Au cours du dernier exercice financier, l’entreprise établie à Montréal a néanmoins bouclé quelques transactions, dont celle d’Enviroplast, dédiée au recyclage de plastiques souples. M. Olivier a dit être prêt à analyser des transactions dans tous les secteurs de l’entreprise : l’emballage de produits alimentaires, l’impression et les médias-et que la compagnie a jusqu’à 750 millions à sa disposition pour acheter.

Transcontinental a terminé son année financière en voyant son bénéfice net fondre de plus de moitié au quatrième trimestre, à 51,3 millions, ou 59 cents par action. Pour la période terminée le 25 octobre, les revenus ont décliné de 17 %, à 655,7 millions.

Après ajustements pour exclure certains éléments, le profit a atteint 72,4 millions, soit 83 cents par action, comparativement à celui de 69,9 millions, ou 80 cents par action, un an plus tôt.

Cette performance a surpassé les attentes des analystes, qui prévoyaient en moyenne un bénéfice ajusté de 62 cents par action, à partir de revenus de 647,3 millions, selon les prévisions recueillies par la firme de données financières Refinitiv.

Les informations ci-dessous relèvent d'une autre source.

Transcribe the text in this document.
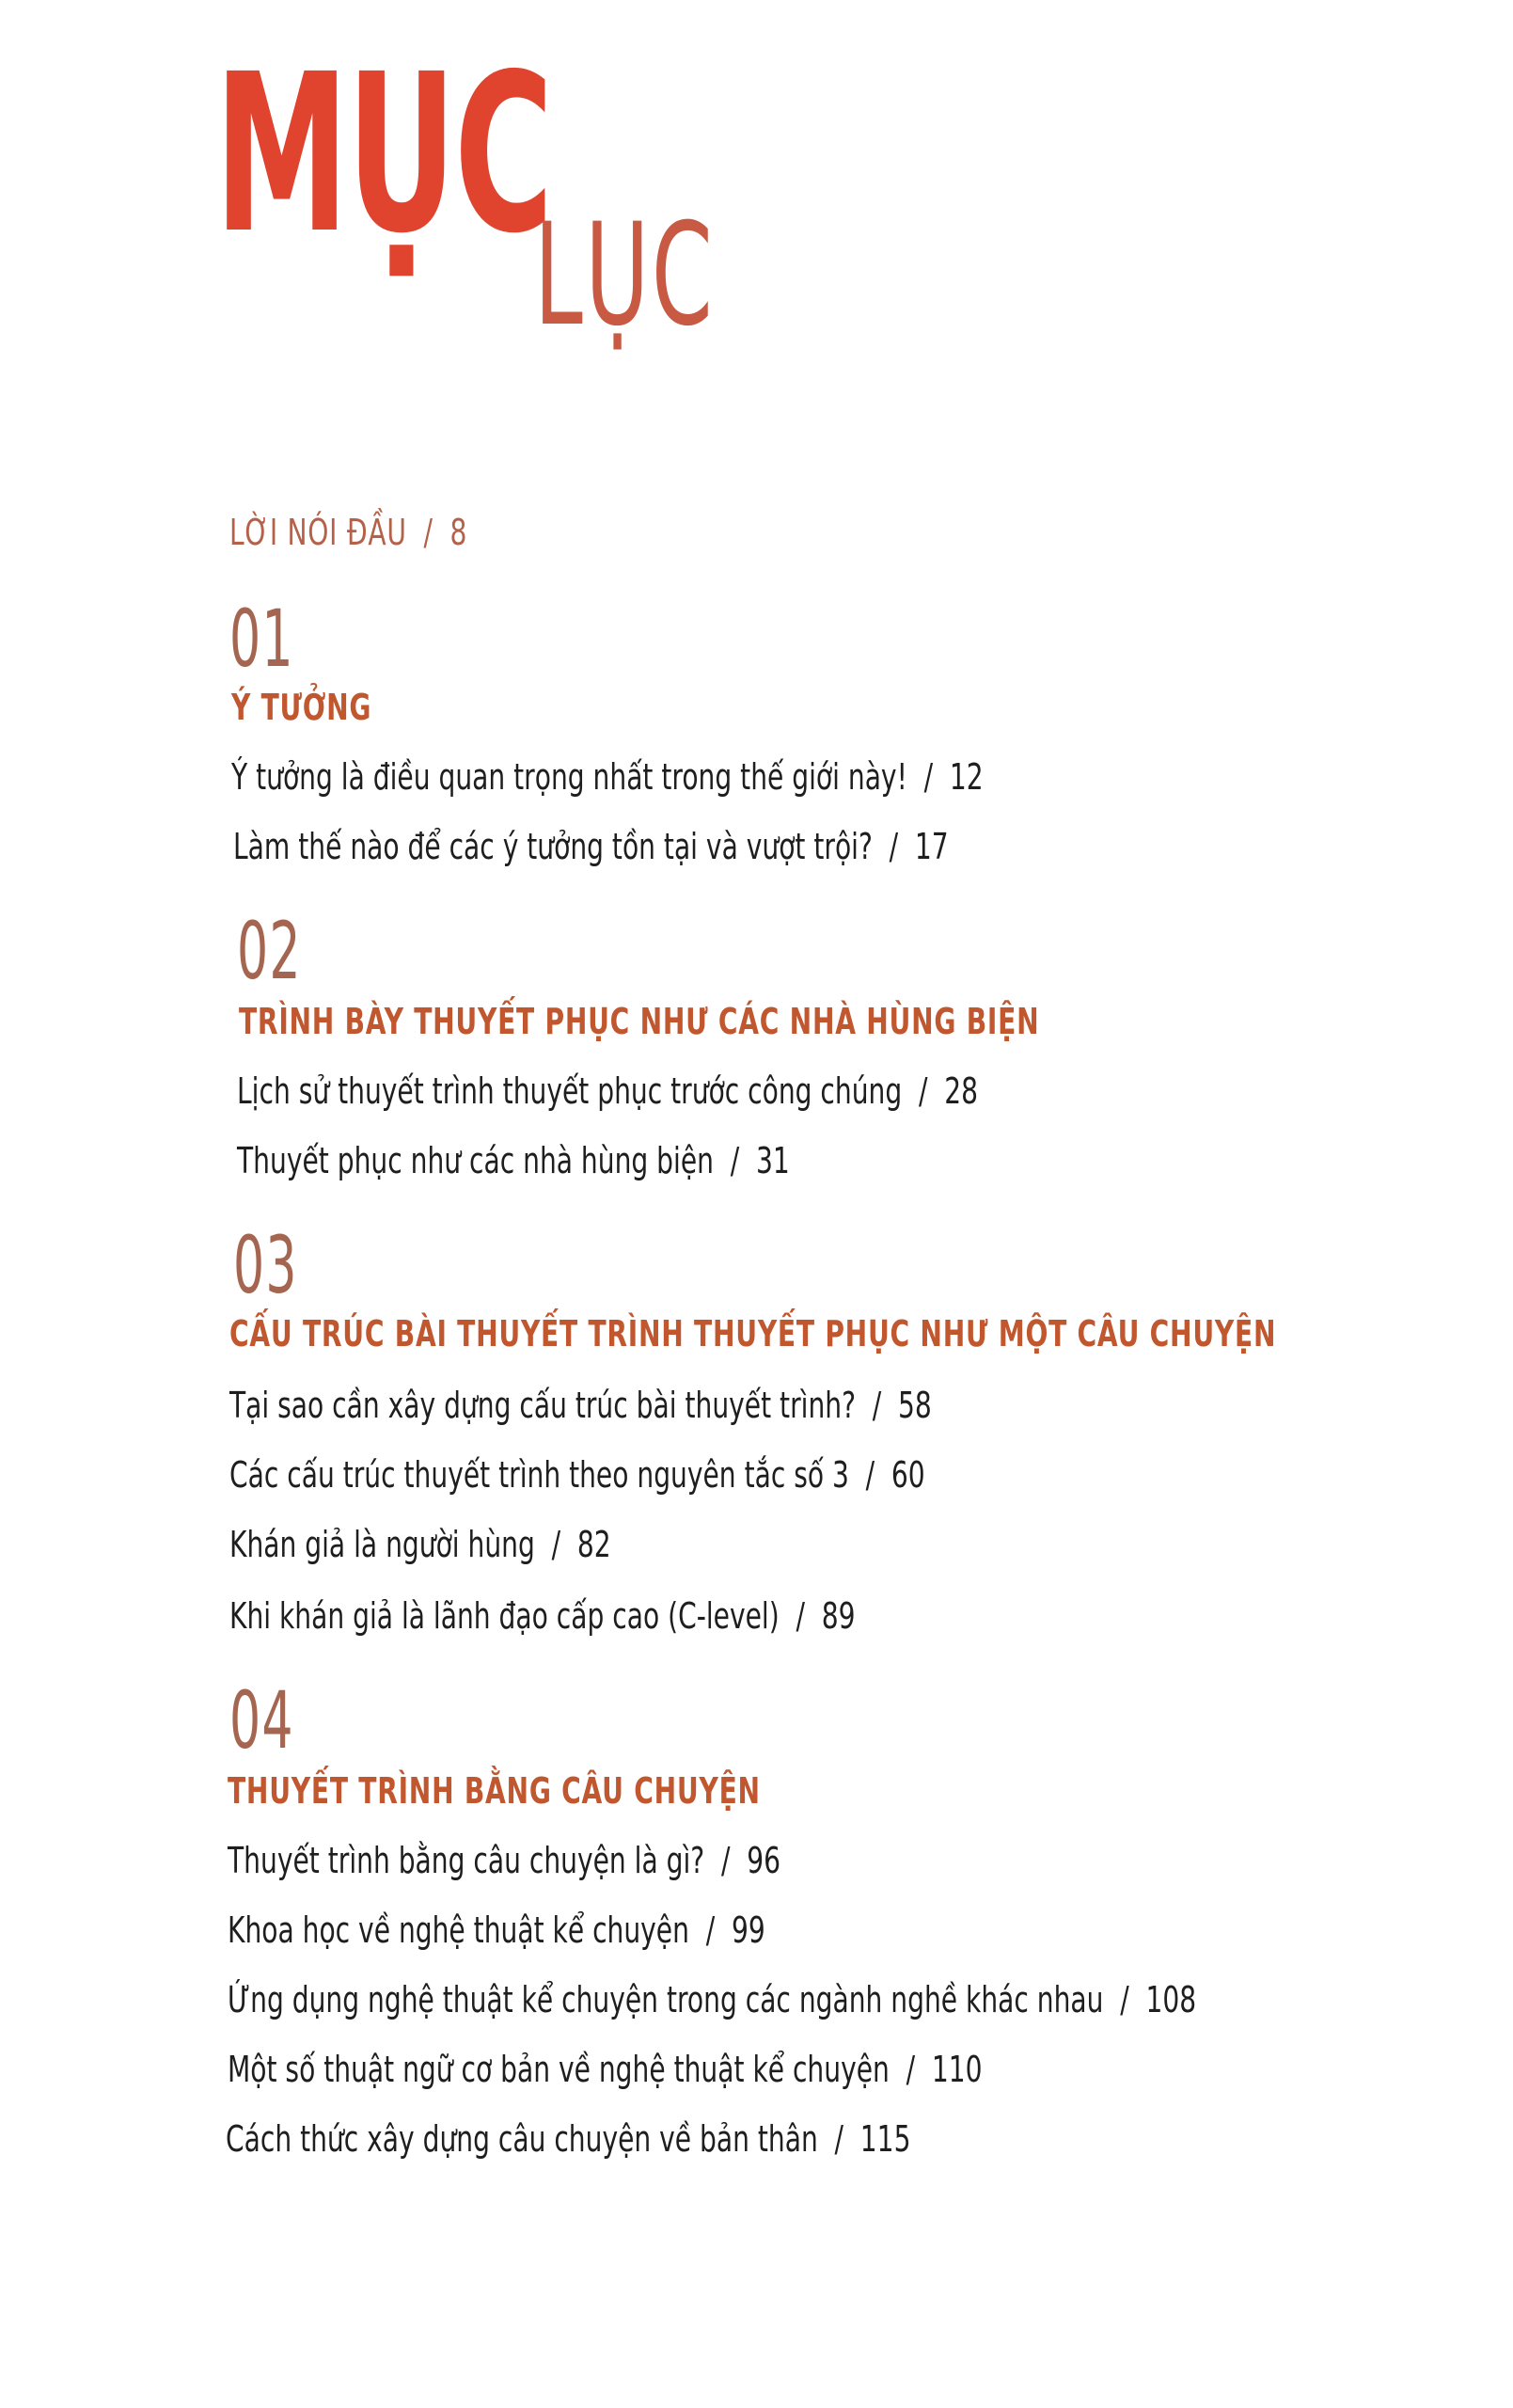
MỤC
LỤC
LỜI NÓI ĐẦU / 8
01
Ý TƯỞNG
Ý tưởng là điều quan trọng nhất trong thế giới này! / 12
Làm thế nào để các ý tưởng tồn tại và vượt trội? / 17
02
TRÌNH BÀY THUYẾT PHỤC NHƯ CÁC NHÀ HÙNG BIỆN
Lịch sử thuyết trình thuyết phục trước công chúng / 28
Thuyết phục như các nhà hùng biện / 31
03
CẤU TRÚC BÀI THUYẾT TRÌNH THUYẾT PHỤC NHƯ MỘT CÂU CHUYỆN
Tại sao cần xây dựng cấu trúc bài thuyết trình? / 58
Các cấu trúc thuyết trình theo nguyên tắc số 3 / 60
Khán giả là người hùng / 82
Khi khán giả là lãnh đạo cấp cao (C-level) / 89
04
THUYẾT TRÌNH BẰNG CÂU CHUYỆN
Thuyết trình bằng câu chuyện là gì? / 96
Khoa học về nghệ thuật kể chuyện / 99
Ứng dụng nghệ thuật kể chuyện trong các ngành nghề khác nhau / 108
Một số thuật ngữ cơ bản về nghệ thuật kể chuyện / 110
Cách thức xây dựng câu chuyện về bản thân / 115
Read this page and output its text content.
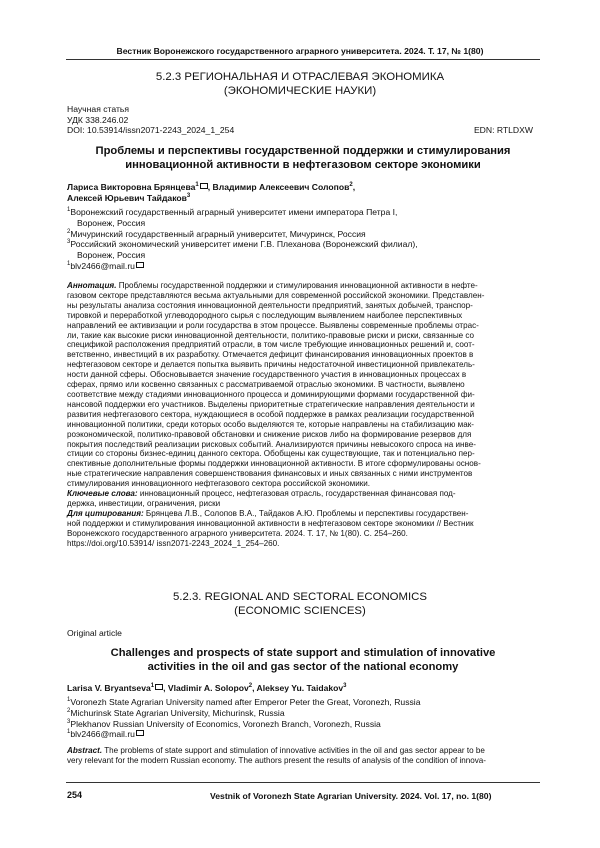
Вестник Воронежского государственного аграрного университета. 2024. Т. 17, № 1(80)
5.2.3 РЕГИОНАЛЬНАЯ И ОТРАСЛЕВАЯ ЭКОНОМИКА
(ЭКОНОМИЧЕСКИЕ НАУКИ)
Научная статья
УДК 338.246.02
DOI: 10.53914/issn2071-2243_2024_1_254	EDN: RTLDXW
Проблемы и перспективы государственной поддержки и стимулирования
инновационной активности в нефтегазовом секторе экономики
Лариса Викторовна Брянцева$^1$ , Владимир Алексеевич Солопов$^2$,
Алексей Юрьевич Тайдаков$^3$
$^1$Воронежский государственный аграрный университет имени императора Петра I,
Воронеж, Россия
$^2$Мичуринский государственный аграрный университет, Мичуринск, Россия
$^3$Российский экономический университет имени Г.В. Плеханова (Воронежский филиал),
Воронеж, Россия
$^1$blv2466@mail.ru
Аннотация. Проблемы государственной поддержки и стимулирования инновационной активности в нефте-
газовом секторе представляются весьма актуальными для современной российской экономики. Представлен-
ны результаты анализа состояния инновационной деятельности предприятий, занятых добычей, транспор-
тировкой и переработкой углеводородного сырья с последующим выявлением наиболее перспективных
направлений ее активизации и роли государства в этом процессе. Выявлены современные проблемы отрас-
ли, такие как высокие риски инновационной деятельности, политико-правовые риски и риски, связанные со
спецификой расположения предприятий отрасли, в том числе требующие инновационных решений и, соот-
ветственно, инвестиций в их разработку. Отмечается дефицит финансирования инновационных проектов в
нефтегазовом секторе и делается попытка выявить причины недостаточной инвестиционной привлекатель-
ности данной сферы. Обосновывается значение государственного участия в инновационных процессах в
сферах, прямо или косвенно связанных с рассматриваемой отраслью экономики. В частности, выявлено
соответствие между стадиями инновационного процесса и доминирующими формами государственной фи-
нансовой поддержки его участников. Выделены приоритетные стратегические направления деятельности и
развития нефтегазового сектора, нуждающиеся в особой поддержке в рамках реализации государственной
инновационной политики, среди которых особо выделяются те, которые направлены на стабилизацию мак-
роэкономической, политико-правовой обстановки и снижение рисков либо на формирование резервов для
покрытия последствий реализации рисковых событий. Анализируются причины невысокого спроса на инве-
стиции со стороны бизнес-единиц данного сектора. Обобщены как существующие, так и потенциально пер-
спективные дополнительные формы поддержки инновационной активности. В итоге сформулированы основ-
ные стратегические направления совершенствования финансовых и иных связанных с ними инструментов
стимулирования инновационного нефтегазового сектора российской экономики.
Ключевые слова: инновационный процесс, нефтегазовая отрасль, государственная финансовая под-
держка, инвестиции, ограничения, риски
Для цитирования: Брянцева Л.В., Солопов В.А., Тайдаков А.Ю. Проблемы и перспективы государствен-
ной поддержки и стимулирования инновационной активности в нефтегазовом секторе экономики // Вестник
Воронежского государственного аграрного университета. 2024. Т. 17, № 1(80). С. 254–260.
https://doi.org/10.53914/ issn2071-2243_2024_1_254–260.
5.2.3. REGIONAL AND SECTORAL ECONOMICS
(ECONOMIC SCIENCES)
Original article
Challenges and prospects of state support and stimulation of innovative
activities in the oil and gas sector of the national economy
Larisa V. Bryantseva$^1$ , Vladimir A. Solopov$^2$, Aleksey Yu. Taidakov$^3$
$^1$Voronezh State Agrarian University named after Emperor Peter the Great, Voronezh, Russia
$^2$Michurinsk State Agrarian University, Michurinsk, Russia
$^3$Plekhanov Russian University of Economics, Voronezh Branch, Voronezh, Russia
$^1$blv2466@mail.ru
Abstract. The problems of state support and stimulation of innovative activities in the oil and gas sector appear to be
very relevant for the modern Russian economy. The authors present the results of analysis of the condition of innova-
254	Vestnik of Voronezh State Agrarian University. 2024. Vol. 17, no. 1(80)
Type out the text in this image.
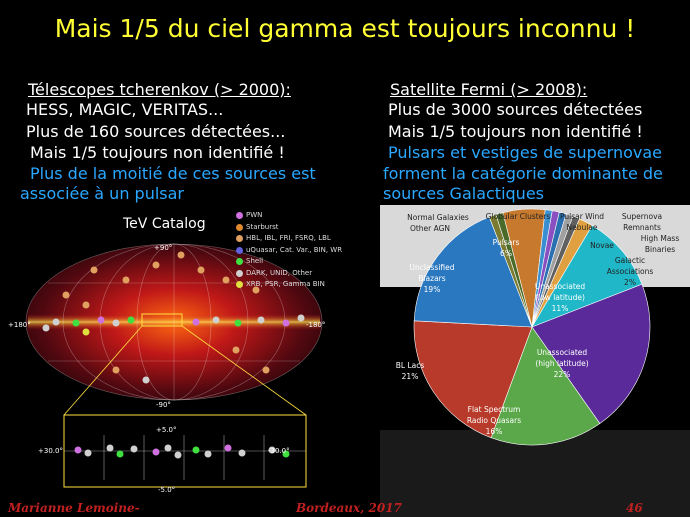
Mais 1/5 du ciel gamma est toujours inconnu !
Télescopes tcherenkov (> 2000):
HESS, MAGIC, VERITAS...
Plus de 160 sources détectées...
Mais 1/5 toujours non identifié !
Plus de la moitié de ces sources est
associée à un pulsar
Satellite Fermi (> 2008):
Plus de 3000 sources détectées
Mais 1/5 toujours non identifié !
Pulsars et vestiges de supernovae
forment la catégorie dominante de
sources Galactiques
+90°
-90°
+180°	-180°
+5.0°
-5.0°
+30.0°	-30.0°
TeV Catalog
PWN
Starburst
HBL, IBL, FRI, FSRQ, LBL
uQuasar, Cat. Var., BIN, WR
Shell
DARK, UNID, Other
XRB, PSR, Gamma BIN
Pulsars
6%
Unclassified
Blazars
19%
BL Lacs
21%
Flat Spectrum
Radio Quasars
16%
Unassociated
(high latitude)
22%
Unassociated
(low latitude)
11%
Normal Galaxies
Other AGN
Globular Clusters Pulsar Wind
Nebulae
Supernova
Remnants
Novae
High Mass
Binaries
Galactic
Associations
2%
Marianne Lemoine-	Bordeaux, 2017	46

Les investisseurs ont réagi favorablement, puisque jeudi, à la Bourse de Toronto, l’action de catégorie A de Transcontinental a pris environ 3,8 %, ou 74 cents, pour clôturer à 20,23 $.

Au cours de la prochaine année financière, M. Olivier a dit s’attendre à observer la dynamique actuelle — une forte demande pour les emballages de produits alimentaires et un secteur de l’impression au ralenti — pour encore plusieurs mois.

La crise sanitaire a privé la division qui imprime notamment des circulaires et des manuels scolaires d’au moins 300 millions en revenus au cours de 2020, a souligné M. Olivier. La baisse des volumes est de l’ordre d’environ 20 %.

« Il y a plusieurs de nos clients qui sont à l’arrêt et qui ont des problèmes au chapitre de la chaîne d’approvisionnement, a-t-il expliqué. Évidemment, produire des circulaires promotionnelles quand il n’y a pas de produits dans les magasins et qu’on ne peut pas répondre à la demande… on n’a pas besoin d’annoncer tant que cela. »

Pour l’exercice, Transcontinental a engrangé des profits nets de 131,7 millions, ou 1,51 $ par action. Son chiffre d’affaires a fléchi de 15,3 %, à 2,57 milliards, essentiellement en raison d’une diminution des volumes du côté de la division d’impression provoquée par la pandémie de COVID-19.

En excluant des éléments non récurrents, comme des coûts de restructuration, le bénéfice ajusté s’est établi à 227 millions, ou 2,61 $ par action, en hausse de 3,1 % comparativement à 2019.

Pour l’exercice financier terminé le 25 octobre, Transcontinental a inscrit un montant de 58,5 millions réclamé en vertu du programme de la Subvention salariale d’urgence du Canada offerte par le gouvernement Trudeau depuis le début de la pandémie.